More about Ophichthus kailashchandrai:
- Lives at a depth of around 50 metres in the sea.
- Individuals of this species are around 420 mm to 462 mm in length.
- They are light brown in colour, with white fins.
- It feeds on small fish and crabs. The outer surface of their bodies is slimy but they are not poisonous.
Web portal ‘GATI’:
Launched by the Ministry of Road Transport & Highways.
Created by NHAI.
How it works?
- The portal ‘GATI’ can be accessed from NHAI’s website, and contractors and concessionaires can raise any project-related issues on the platform.
- The issues raised in the GATI will be daily monitored by a team of officers in NHAI and will be constantly reviewed by the senior officers of NHAI and the Ministry of Road Transport & Highways.
National Data and Analytics Platform (NDAP):
Context: NITI Aayog released its vision for the National Data and Analytics Platform (NDAP).
- The platform aims to democratize access to publicly available government data.
- It will host the latest datasets from various government websites, present them coherently, and provide tools for analytics and visualization.
- NDAP will follow a user-centric approach and will enable data access in a simple and intuitive portal tailored to the needs of a variety of stakeholders.
Subhash Chandra Bose Aapda Prabandhan Puraskar:
Context: Subhash Chandra Bose Aapda Prabandhan Puraskar 2020 announced.
About the award:
- Awarded to recognise the excellent work done by individuals and institutions in India in the field of disaster management.
- Announced every year on 23rd January, the birth anniversary of Netaji Subhash Chandra Bose.

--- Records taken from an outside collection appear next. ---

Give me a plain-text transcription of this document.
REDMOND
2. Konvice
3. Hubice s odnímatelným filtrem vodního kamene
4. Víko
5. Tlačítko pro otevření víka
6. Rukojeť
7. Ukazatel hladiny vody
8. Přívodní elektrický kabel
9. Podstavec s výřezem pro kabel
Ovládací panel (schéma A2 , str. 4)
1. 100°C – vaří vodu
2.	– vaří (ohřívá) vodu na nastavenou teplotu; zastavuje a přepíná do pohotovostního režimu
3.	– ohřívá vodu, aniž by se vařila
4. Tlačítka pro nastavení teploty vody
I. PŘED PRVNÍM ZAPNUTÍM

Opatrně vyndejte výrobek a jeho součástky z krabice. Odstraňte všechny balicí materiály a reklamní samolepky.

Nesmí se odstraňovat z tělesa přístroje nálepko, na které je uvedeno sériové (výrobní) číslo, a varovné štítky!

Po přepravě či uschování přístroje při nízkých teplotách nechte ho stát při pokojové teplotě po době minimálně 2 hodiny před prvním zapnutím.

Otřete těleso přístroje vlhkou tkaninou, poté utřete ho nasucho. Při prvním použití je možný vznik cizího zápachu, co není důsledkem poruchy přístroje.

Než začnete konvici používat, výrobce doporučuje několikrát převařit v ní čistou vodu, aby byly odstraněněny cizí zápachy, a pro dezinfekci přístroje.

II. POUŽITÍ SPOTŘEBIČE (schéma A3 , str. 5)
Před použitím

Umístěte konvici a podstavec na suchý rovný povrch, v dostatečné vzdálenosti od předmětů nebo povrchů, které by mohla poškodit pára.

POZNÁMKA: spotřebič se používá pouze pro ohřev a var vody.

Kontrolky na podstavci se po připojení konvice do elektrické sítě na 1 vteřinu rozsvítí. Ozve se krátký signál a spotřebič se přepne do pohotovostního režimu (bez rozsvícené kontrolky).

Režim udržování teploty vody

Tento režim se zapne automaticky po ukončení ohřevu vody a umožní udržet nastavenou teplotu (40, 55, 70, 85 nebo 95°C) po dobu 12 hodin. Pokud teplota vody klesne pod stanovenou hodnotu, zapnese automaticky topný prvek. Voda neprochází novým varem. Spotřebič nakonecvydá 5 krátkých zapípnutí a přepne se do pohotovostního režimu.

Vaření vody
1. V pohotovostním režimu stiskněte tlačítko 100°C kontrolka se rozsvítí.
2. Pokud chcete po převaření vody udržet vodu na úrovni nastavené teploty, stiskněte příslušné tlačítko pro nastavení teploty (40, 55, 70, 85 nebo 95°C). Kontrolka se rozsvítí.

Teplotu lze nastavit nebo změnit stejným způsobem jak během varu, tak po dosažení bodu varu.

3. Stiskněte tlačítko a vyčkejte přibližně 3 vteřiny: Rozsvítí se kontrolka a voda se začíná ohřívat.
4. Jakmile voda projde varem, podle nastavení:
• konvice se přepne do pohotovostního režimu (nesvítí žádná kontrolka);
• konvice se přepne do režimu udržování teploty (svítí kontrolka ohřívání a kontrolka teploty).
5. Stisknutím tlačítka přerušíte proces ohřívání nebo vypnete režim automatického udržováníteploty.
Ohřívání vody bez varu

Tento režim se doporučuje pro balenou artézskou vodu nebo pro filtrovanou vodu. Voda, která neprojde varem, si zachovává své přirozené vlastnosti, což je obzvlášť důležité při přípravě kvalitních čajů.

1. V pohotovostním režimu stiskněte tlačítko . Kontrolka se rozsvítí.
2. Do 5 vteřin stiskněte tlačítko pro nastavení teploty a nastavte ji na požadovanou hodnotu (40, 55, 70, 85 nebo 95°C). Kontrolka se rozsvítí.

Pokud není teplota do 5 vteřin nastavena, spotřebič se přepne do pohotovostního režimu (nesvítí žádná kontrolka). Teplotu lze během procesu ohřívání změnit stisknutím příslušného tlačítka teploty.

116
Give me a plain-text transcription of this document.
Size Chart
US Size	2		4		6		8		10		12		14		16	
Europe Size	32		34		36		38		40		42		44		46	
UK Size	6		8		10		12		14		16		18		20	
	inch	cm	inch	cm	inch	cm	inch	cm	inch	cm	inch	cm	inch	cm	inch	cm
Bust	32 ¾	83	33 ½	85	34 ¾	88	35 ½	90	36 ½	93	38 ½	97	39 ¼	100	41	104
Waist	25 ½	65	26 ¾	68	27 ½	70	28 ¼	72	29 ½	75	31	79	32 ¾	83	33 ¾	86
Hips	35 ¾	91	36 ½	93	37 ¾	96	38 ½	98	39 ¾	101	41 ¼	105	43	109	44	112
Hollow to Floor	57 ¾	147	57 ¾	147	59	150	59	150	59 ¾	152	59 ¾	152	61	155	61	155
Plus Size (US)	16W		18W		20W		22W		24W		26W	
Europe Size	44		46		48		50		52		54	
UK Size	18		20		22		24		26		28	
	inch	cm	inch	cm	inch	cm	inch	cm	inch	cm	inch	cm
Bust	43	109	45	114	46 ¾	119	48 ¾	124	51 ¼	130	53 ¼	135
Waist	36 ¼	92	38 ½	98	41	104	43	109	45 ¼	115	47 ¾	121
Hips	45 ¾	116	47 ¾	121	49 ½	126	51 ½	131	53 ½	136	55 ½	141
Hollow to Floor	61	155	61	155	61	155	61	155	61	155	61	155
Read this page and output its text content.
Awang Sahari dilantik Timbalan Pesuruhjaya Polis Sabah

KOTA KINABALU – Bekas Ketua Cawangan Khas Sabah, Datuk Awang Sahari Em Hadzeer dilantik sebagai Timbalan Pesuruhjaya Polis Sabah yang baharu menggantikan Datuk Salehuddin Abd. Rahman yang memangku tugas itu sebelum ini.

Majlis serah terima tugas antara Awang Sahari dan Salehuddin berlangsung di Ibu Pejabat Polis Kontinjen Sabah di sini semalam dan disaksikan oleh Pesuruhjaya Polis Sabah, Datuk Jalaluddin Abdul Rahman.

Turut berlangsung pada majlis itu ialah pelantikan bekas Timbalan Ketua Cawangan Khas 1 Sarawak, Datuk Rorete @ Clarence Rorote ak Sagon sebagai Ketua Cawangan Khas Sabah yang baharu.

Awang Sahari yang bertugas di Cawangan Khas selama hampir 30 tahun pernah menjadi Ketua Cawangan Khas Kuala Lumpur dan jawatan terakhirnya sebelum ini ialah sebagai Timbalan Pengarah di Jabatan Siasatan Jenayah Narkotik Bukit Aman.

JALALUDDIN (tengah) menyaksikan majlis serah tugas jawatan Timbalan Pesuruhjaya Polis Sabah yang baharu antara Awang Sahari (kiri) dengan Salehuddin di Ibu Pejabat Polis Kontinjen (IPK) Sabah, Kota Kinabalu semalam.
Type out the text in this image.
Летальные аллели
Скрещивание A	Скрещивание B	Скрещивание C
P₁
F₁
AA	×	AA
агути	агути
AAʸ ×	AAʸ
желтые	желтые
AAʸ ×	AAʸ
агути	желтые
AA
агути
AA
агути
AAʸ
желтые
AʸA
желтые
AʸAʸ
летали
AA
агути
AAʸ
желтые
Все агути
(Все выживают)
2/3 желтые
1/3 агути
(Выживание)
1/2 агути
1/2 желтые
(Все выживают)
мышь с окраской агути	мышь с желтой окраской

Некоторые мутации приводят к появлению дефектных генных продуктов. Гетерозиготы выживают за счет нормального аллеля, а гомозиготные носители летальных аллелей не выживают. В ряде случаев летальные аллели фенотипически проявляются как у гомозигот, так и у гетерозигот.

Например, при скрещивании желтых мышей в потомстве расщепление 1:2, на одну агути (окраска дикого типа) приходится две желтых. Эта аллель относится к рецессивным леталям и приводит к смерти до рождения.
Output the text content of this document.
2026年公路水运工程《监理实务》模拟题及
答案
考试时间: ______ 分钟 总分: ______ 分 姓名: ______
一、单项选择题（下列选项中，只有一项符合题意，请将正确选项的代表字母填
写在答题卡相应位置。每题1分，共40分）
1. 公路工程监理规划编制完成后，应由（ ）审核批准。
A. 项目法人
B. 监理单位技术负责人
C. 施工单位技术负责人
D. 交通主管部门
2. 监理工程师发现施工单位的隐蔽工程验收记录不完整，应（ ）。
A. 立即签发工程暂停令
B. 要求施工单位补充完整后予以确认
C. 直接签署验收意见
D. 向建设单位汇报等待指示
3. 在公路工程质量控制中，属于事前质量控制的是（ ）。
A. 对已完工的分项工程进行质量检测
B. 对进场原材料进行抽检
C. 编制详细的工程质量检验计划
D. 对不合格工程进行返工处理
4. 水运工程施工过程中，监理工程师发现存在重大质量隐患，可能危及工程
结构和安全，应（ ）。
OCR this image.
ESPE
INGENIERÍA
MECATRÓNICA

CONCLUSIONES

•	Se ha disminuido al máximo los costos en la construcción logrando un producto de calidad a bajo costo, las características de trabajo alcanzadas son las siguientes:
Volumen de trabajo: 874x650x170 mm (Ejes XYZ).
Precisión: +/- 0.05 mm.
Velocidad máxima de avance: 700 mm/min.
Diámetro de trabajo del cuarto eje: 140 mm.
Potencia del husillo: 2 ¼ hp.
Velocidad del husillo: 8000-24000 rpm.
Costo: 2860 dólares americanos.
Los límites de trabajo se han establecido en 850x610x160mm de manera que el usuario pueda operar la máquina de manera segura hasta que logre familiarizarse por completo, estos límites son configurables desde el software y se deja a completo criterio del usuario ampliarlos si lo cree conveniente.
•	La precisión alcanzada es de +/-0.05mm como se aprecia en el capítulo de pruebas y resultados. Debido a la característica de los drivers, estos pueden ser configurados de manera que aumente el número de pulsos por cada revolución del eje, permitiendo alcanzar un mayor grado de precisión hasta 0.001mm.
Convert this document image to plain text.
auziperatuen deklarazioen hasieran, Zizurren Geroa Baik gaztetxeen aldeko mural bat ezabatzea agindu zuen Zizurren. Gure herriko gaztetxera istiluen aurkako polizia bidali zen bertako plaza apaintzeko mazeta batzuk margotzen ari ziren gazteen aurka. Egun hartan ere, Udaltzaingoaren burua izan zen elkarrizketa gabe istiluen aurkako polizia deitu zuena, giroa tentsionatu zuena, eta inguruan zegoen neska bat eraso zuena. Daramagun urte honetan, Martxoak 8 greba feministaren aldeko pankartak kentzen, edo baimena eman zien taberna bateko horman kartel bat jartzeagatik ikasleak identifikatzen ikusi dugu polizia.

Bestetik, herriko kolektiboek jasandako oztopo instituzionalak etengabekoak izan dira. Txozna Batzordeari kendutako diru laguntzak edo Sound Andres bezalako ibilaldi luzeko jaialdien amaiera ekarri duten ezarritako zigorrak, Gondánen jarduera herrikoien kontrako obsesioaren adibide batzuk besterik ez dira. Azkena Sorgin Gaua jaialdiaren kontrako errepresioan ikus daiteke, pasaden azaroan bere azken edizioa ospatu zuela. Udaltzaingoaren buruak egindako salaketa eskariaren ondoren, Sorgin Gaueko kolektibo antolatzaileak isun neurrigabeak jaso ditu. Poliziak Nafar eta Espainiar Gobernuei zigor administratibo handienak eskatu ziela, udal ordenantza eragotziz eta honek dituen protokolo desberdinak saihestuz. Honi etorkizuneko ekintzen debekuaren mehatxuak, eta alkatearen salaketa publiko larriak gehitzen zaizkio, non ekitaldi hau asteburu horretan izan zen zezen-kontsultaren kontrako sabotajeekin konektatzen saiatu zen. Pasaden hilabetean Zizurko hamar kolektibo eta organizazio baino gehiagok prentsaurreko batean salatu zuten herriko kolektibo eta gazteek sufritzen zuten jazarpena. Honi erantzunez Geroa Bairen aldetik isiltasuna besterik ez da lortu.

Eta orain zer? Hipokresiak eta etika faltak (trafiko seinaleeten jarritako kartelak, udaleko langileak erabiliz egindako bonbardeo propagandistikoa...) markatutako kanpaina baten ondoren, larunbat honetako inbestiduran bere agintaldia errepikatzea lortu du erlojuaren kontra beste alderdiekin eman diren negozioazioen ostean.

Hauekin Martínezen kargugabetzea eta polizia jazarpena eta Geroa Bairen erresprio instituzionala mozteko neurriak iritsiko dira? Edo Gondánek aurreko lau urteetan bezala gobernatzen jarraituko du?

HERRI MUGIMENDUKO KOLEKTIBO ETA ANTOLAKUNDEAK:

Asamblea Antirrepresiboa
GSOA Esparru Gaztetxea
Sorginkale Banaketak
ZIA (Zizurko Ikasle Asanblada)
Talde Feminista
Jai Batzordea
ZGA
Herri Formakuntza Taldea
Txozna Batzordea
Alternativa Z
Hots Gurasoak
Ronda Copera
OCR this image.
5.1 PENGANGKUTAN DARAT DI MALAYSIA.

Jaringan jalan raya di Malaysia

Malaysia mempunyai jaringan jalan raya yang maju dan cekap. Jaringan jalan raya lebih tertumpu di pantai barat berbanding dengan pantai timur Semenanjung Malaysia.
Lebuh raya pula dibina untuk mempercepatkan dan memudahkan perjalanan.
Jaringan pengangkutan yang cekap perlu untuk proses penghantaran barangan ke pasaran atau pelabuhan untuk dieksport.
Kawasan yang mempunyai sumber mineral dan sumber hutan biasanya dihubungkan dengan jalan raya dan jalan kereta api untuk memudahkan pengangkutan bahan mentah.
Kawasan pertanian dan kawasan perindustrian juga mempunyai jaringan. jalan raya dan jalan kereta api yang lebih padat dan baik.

- If the awardee is an institution, it shall receive a certificate and a cash prize of Rs. 51 lakhs. The Institution shall utilize this cash prize for Disaster Management related activities only.
- If the awardee is an individual, the winner shall receive a certificate and a cash prize of Rs. 5.00 lakhs.
- Only Indian nationals and Indian institutions can apply for the award.